Faced with excessive health risks, more and more experts and employers are banning night work.
Waiters, managers, hospitable, workers… According to an INRS survey, more and more employers are reorganizing to avoid night work, which is very dangerous to health. “All humans express circadian rhythms of around 24 hours”, summarizes for INRS Laurence Weibel, chronobiologist and prevention officer at Carsat Alsace-Moselle.
Internal clocks
She explains: “The day-night alternation synchronizes the different internal clocks of the body which regulate multiple physiological phenomena: production of melatonin which takes place exclusively at night, body temperature at its lowest around 5 a.m.-6 a.m., maximum blood pressure around 6 p.m., drop in speed in the early afternoon… Inadequate exposure to light will have repercussions on the internal clocks, and therefore on the biological functions they govern.”

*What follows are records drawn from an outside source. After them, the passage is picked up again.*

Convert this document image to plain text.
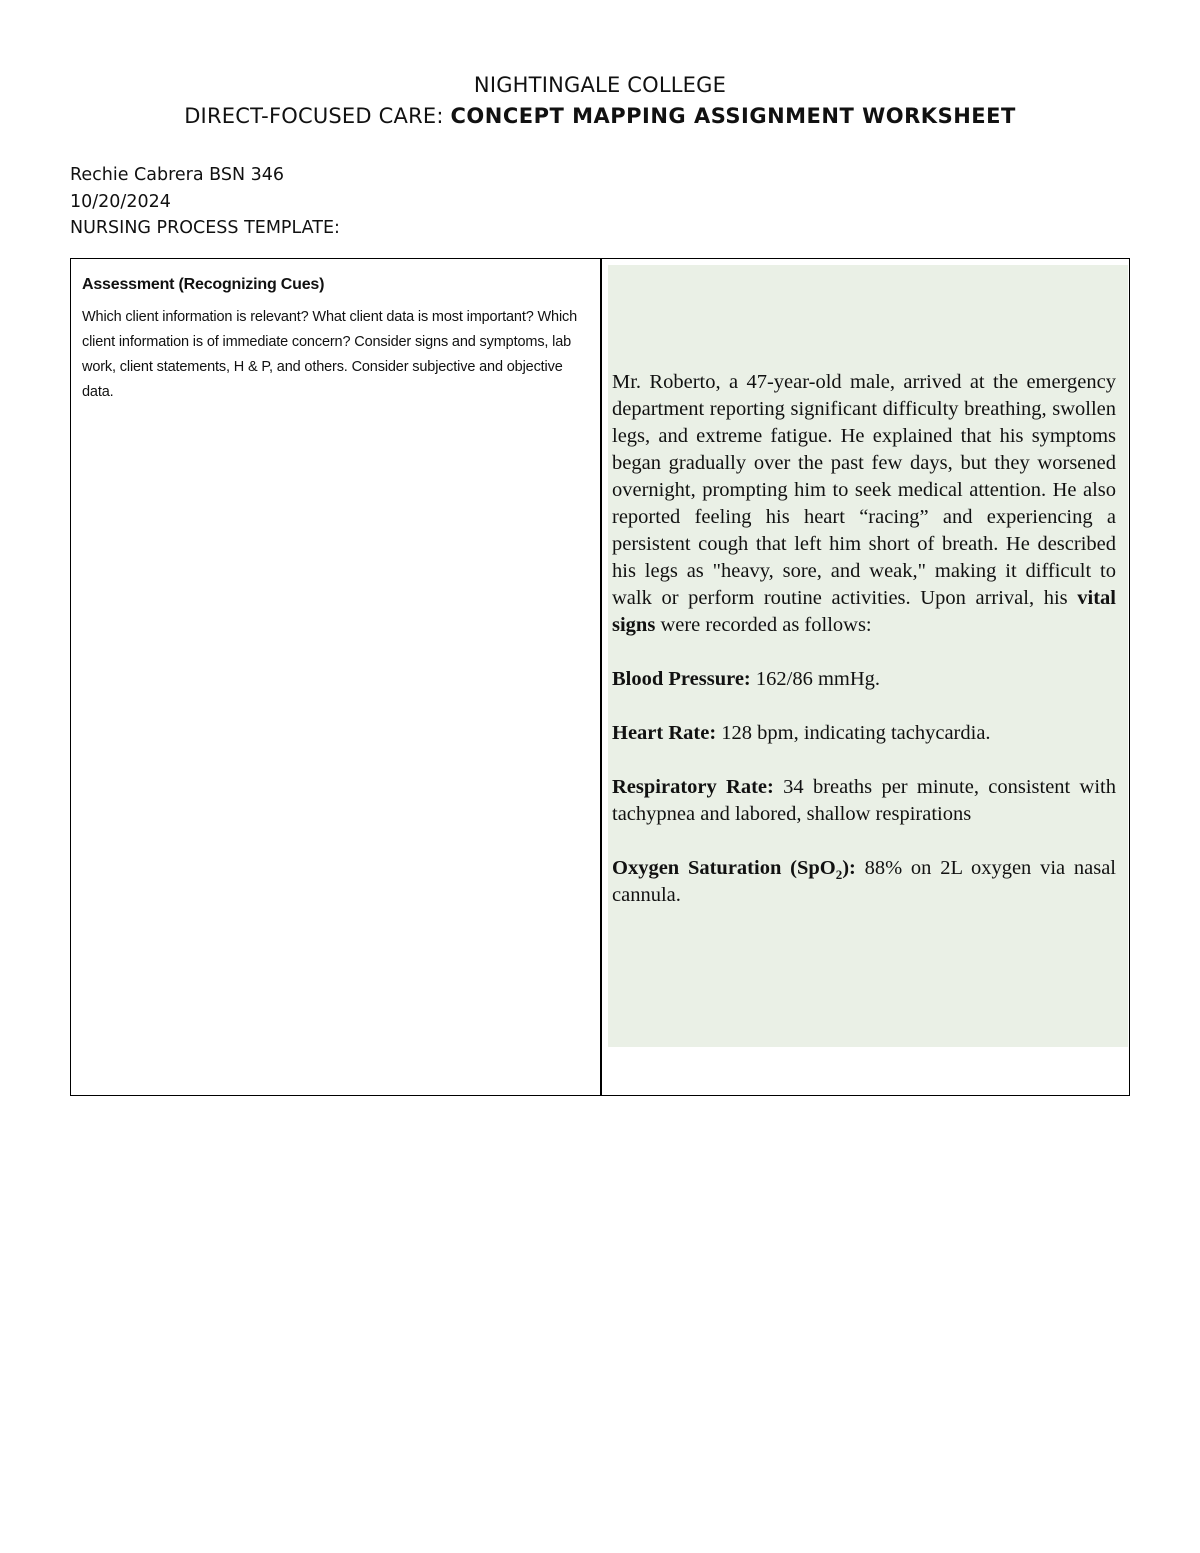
NIGHTINGALE COLLEGE
DIRECT-FOCUSED CARE: CONCEPT MAPPING ASSIGNMENT WORKSHEET
Rechie Cabrera BSN 346
10/20/2024
NURSING PROCESS TEMPLATE:
Assessment (Recognizing Cues)
Which client information is relevant? What client data is most important? Which client information is of immediate concern? Consider signs and symptoms, lab work, client statements, H & P, and others. Consider subjective and objective data.	Mr. Roberto, a 47-year-old male, arrived at the emergency department reporting significant difficulty breathing, swollen legs, and extreme fatigue. He explained that his symptoms began gradually over the past few days, but they worsened overnight, prompting him to seek medical attention. He also reported feeling his heart “racing” and experiencing a persistent cough that left him short of breath. He described his legs as "heavy, sore, and weak," making it difficult to walk or perform routine activities. Upon arrival, his vital signs were recorded as follows:

Blood Pressure: 162/86 mmHg.

Heart Rate: 128 bpm, indicating tachycardia.

Respiratory Rate: 34 breaths per minute, consistent with tachypnea and labored, shallow respirations

Oxygen Saturation (SpO$_2$): 88% on 2L oxygen via nasal cannula.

ANSES thus summarized the dangers of night work, indicating that: the effects on drowsiness, quality of sleep and reduction in total sleep time, and metabolic syndrome have been proven; effects on mental health, cognitive performance, obesity and weight gain, type 2 diabetes and coronary heart disease (coronary ischemia and myocardial infarction) are likely; effects on dyslipidemia (too high concentrations of certain lipids in the blood), arterial hypertension and ischemic strokes are possible. There are also elements in favor of an excess risk of cancer associated with night work, particularly of the breast, which would be due to disturbances in biological cycles.
“People get their money’s worth from night work”
Faced with such risks, Marie-Anne Gautier, occupational physician and INRS expert, tells theAFP that it is no longer necessary “to set up night work. Or to wonder if it is really necessary”. Because there is, according to Laurence Weibel, a “difficulty in doing prevention on a job whose effects are deferred in time. People find their account in night work, between the significant additional remuneration, the possible additional leave and the availability during the day, which particularly attracts many parents”.
According to the Dares (Direction of the animation of research, studies and statistics), more than 40% of French people are concerned by work in atypical hours (evenings, weekends, split day), i.e. more than ten million of people. Night work, which corresponds to any work carried out between 9 p.m. and 6 a.m., concerns 3.5 million French people.